Manu Leguineche
Con motivo del 50 aniversario del fin de la Segunda Guerra de Reparto del Mundo, comenzó el martes en La 2 la serie Memoria de la guerra que, con imágenes de archivo (fundamentalmente de la inagotable mina audiovisual de NODO), dirige Manu Leguineche. Humilde, sencillo, sin grandes pretensiones ni alharacas -como corresponde al talante de Leguineche-, la primera entrega constituyó un «digest» recordatorio del encuentro de las tropas soviéticas y norteamericanas a orillas del Elba; nada que no supiéramos ya se nos dijo; ningún análisis o interpretación nueva se añadió a los tópicos que todos conocemos; de sus imágenes sólo memorizamos una vez más los osarios del holocausto y la leve danza cosaca ante las sonrientes tropas yanquis de un soldado soviético, mientras los caballos bebían en el Elba… No obstante -salvo el infame tópico que califica los últimos bombardeos asesinos sobre Berlín de «crepúsculo de los dioses»- nada era tampoco falso ni ofensivo, pese a cierta pereza que es ya lugar común en todos estos programas -de cine, de guerra, de lo que sea- que se limitan a revolver en los archivos y pegar una detrás de otra imágenes añejas clasificadas temáticamente.

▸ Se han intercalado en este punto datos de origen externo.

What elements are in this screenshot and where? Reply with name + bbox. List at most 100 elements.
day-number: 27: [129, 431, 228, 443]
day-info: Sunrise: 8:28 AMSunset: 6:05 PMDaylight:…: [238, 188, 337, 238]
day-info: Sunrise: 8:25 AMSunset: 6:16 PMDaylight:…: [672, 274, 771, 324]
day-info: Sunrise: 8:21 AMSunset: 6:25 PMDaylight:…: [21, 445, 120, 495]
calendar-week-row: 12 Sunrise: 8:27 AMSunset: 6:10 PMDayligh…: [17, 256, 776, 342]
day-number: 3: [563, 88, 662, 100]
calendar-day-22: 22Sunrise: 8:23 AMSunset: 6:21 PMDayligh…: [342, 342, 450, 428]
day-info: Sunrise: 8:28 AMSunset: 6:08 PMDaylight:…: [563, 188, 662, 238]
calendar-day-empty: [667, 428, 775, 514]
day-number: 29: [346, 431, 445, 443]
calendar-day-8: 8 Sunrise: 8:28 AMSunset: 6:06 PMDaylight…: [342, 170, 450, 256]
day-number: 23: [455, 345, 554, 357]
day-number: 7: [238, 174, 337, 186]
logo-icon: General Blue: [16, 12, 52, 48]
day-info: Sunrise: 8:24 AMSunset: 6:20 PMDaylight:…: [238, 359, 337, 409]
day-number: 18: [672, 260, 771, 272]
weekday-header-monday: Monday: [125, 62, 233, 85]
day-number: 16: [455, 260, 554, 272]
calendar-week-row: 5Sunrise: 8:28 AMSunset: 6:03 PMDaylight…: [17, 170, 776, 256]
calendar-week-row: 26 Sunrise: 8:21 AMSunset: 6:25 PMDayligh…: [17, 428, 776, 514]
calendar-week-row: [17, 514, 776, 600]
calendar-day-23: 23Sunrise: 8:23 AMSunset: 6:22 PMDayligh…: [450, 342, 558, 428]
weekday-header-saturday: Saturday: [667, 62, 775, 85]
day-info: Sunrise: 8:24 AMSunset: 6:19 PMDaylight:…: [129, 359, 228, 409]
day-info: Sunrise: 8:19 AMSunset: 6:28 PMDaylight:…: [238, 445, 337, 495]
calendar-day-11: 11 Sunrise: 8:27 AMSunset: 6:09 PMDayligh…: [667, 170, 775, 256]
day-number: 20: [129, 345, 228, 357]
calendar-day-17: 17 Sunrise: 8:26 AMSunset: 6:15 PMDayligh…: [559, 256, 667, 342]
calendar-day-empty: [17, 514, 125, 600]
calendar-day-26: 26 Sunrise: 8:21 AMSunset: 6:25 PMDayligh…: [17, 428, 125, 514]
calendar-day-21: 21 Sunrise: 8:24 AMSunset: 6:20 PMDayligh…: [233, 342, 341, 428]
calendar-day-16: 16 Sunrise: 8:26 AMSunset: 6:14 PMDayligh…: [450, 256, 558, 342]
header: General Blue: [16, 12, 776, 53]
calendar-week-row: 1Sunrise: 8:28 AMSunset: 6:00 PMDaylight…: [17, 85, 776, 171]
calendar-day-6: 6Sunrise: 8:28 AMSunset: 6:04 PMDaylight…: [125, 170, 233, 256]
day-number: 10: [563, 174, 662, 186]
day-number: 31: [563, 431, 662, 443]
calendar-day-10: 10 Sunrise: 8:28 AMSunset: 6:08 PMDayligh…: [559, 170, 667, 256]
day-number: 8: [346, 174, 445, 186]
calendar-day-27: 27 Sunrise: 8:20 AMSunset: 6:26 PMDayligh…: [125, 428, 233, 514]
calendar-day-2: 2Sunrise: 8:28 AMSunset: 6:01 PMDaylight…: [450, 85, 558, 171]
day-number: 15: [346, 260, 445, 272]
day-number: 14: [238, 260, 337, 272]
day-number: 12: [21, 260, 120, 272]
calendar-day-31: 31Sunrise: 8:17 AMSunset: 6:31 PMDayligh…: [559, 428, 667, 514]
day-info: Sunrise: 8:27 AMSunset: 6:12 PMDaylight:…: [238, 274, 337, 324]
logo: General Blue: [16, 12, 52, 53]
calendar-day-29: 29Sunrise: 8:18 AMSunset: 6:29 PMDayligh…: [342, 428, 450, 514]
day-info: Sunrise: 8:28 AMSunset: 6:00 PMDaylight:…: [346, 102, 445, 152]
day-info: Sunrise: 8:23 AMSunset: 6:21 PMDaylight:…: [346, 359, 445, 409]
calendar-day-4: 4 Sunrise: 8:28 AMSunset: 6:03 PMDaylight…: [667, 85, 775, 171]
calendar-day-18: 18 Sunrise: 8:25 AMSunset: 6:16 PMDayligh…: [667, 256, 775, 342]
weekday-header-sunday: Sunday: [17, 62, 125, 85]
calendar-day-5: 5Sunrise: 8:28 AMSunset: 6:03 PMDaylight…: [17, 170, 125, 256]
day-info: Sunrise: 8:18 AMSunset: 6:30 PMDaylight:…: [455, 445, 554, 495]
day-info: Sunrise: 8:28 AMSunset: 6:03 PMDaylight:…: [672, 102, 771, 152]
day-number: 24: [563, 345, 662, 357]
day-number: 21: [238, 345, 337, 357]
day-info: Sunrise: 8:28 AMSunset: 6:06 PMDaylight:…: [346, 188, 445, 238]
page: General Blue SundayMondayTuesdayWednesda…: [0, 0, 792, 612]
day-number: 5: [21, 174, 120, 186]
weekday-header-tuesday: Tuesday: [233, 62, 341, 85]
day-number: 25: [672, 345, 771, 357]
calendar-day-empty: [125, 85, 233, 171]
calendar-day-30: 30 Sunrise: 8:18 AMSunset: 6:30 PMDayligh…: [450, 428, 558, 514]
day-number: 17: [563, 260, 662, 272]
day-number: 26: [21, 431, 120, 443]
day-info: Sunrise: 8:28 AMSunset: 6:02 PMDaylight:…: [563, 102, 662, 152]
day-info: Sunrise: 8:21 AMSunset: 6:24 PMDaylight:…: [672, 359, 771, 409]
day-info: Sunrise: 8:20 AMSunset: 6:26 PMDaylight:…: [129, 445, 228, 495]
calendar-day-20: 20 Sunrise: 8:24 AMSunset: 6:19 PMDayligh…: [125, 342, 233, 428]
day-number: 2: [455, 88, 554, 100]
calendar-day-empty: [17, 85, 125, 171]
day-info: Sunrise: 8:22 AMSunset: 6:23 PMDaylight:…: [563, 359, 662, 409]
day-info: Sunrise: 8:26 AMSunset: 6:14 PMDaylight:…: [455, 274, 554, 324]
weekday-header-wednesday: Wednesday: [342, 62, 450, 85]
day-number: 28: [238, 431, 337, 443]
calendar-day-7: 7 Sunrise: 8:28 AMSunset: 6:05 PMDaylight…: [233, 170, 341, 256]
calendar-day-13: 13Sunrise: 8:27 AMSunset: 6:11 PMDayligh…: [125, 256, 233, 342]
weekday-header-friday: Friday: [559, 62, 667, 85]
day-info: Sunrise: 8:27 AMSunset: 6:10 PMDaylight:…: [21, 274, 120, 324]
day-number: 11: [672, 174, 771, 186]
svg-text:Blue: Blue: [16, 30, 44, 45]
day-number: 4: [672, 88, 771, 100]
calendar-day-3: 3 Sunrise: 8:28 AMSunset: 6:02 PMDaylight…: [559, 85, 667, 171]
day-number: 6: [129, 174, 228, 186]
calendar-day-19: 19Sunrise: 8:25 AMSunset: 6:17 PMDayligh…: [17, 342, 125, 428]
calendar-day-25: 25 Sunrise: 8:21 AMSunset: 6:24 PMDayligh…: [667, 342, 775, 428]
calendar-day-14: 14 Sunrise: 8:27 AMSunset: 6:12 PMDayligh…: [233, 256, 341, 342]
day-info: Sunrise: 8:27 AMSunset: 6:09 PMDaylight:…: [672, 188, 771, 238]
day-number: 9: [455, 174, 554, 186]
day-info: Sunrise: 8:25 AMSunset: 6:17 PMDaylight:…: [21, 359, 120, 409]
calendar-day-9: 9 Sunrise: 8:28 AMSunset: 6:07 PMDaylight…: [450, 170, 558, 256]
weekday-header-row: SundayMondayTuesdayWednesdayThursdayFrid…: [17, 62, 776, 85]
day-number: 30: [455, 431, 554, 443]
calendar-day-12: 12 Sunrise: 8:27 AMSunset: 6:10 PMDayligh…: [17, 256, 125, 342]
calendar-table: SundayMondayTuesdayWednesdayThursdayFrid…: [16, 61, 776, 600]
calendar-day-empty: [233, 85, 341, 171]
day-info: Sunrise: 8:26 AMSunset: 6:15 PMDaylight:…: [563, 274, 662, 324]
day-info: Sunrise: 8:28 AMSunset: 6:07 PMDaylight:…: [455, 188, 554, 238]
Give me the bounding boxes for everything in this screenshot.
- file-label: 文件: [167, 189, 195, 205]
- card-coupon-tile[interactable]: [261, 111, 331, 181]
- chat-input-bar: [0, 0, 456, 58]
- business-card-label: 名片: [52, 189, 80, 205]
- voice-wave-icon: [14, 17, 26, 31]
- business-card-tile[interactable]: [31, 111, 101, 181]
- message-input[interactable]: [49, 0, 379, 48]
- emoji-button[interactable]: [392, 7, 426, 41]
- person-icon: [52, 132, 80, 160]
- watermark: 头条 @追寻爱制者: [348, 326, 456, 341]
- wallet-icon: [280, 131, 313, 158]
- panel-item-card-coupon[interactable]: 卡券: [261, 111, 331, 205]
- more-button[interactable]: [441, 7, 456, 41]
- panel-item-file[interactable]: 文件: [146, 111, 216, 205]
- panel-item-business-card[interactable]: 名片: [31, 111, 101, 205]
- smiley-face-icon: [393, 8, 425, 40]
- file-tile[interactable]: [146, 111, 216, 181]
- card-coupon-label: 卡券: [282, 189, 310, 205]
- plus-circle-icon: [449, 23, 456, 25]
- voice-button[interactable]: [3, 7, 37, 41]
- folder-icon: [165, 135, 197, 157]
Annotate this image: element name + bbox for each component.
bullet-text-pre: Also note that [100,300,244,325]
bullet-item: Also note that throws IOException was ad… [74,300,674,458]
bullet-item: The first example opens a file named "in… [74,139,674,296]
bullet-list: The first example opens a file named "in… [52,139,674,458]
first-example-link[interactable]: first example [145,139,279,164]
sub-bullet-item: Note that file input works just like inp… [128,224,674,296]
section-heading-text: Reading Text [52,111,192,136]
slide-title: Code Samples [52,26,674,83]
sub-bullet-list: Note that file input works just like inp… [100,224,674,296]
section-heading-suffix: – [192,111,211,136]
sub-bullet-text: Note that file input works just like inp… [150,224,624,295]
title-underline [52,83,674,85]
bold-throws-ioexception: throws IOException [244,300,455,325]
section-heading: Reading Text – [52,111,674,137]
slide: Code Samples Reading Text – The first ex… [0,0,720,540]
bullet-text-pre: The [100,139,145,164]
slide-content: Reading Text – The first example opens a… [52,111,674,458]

En numerosas discotecas, mientras se bebe y en los altavoces suena una música cualquiera, es corriente que, en distintos monitores, se esté pasando una sarta, por ejemplo, de accidentes espantosos de Fórmula 1, coches que se estrellan o saltan por el aire, con sus presumibles víctimas; si se quitaran algunos testimonios de supervivientes y la voz en «off» informativa de Leguineche, esas imágenes bélicas podrían muy bien ocupar el lugar de las colisiones automovilísticas; hoy el horror filmado -lo mismo podrían ser instantáneas de cadáveres infantiles ruandeses que el mar enrojecido por la sangre de centenares de ballenas muertas- es un «background» silencioso, mudo, que nos acompaña a todos en todas partes, en el hogar, en los escaparates de la calle, en los bebederos o en las salas de bailes; con el que convivimos, en fin, sin hacer ni puto caso, perfectamente vacunados e inmunes a su espanto.
Del mismo modo que Sánchez Ocaña centró su oficio periodístico en los temas de salud y Pancorbo era sinónimo de documental antropológico, Leguineche tuvo y tiene su predio en el periodismo bélicoviajero. Prescinde, sin embargo, del halo chulesco de «valiente aventurero que arriesga su vida» que suele acompañar a estos especialistas, en general falaces reporteros de hotel -como cuenta el magnífico filme El año que vivimos peligrosamente-, que alquilan los servicios de un par de mercenarios o camareros para que disparen a su lado cuatro tiros al aire mientras ellos, disfrazados con chaleco antibalas, asomando su testa por la loma que los protege de nada y con el loro en los labios, hacen como que están en mitad de un fuego cruzado. No, Leguineche tiene esa virtud: nunca presumió de héroe.